Aardvark AI delivers more accurate weather forecasting, study shows

NEW YORK, UNITED STATES — A new study shows the artificial intelligence (AI) system Aardvark Weather is poised to transform the field of weather forecasting by delivering accurate predictions faster and with less computing power than traditional methods.
Aardvark uses a single machine learning model to generate forecasts from satellite and sensor data, bypassing the need for complex physics models and supercomputers.
It is developed by researchers at the University of Cambridge, supported by the Alan Turing Institute, Microsoft Research, and the European Centre for Medium Range Weather Forecasts.
The Aardvark advantage
Aardvark Weather is tens of times faster than current forecasting systems and can operate on a desktop computer, using only a fraction of the data required by traditional models.
“The weather forecasting systems we all rely on have been developed over decades, but in just 18 months, we’ve been able to build something that’s competitive with the best of these systems, using just a tenth of the data on a desktop computer,” said Richard Turner, an engineer at the University of Cambridge in the United Kingdom.
Performance and adaptability
Aardvark outperforms the U.S. national Global Forecast System (GFS) on many variables and is comparable to forecasts made by the United States Weather Service, despite using only 8% of the observational data.
While its spatial resolution is lower than some current systems, Aardvark’s ability to learn from data allows it to be tailored for specific industries or regions, such as predicting temperatures for African agriculture or wind speeds for European renewable energy companies.
Democratizing forecasting
“Aardvark’s breakthrough is not just about speed, it’s about access,” said Scott Hosking from The Alan Turing Institute.
“By shifting weather prediction from supercomputers to desktop computers, we can democratize forecasting, making these powerful technologies available to developing nations and data-sparse regions around the world.”
This innovation has the potential to revolutionize weather forecasting globally, especially in areas lacking the resources for high-resolution forecasts.

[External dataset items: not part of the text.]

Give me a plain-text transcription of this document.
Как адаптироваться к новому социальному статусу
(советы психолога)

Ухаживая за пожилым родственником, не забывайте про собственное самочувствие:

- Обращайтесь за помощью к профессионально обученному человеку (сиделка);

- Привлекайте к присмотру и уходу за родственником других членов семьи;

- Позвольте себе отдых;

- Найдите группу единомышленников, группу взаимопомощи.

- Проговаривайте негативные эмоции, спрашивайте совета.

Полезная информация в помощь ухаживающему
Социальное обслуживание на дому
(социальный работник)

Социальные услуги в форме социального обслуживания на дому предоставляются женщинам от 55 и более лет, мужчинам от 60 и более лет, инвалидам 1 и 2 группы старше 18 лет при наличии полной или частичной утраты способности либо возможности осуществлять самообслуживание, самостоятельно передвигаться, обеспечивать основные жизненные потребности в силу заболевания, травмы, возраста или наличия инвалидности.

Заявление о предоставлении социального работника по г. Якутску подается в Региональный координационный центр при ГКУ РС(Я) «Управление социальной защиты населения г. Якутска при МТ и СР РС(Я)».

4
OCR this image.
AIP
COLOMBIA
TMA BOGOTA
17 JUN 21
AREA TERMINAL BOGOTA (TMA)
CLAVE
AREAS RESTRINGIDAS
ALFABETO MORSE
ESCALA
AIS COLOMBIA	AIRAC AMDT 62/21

“These results are just the beginning of what Aardvark can achieve,” added Anna Allen, study coauthor, from the University of Cambridge.
“This end-to-end learning approach can be easily applied to other weather forecasting problems, for example hurricanes, wildfires, and tornadoes. Beyond weather, its applications extend to broader Earth system forecasting, including air quality, ocean dynamics, and sea ice prediction.”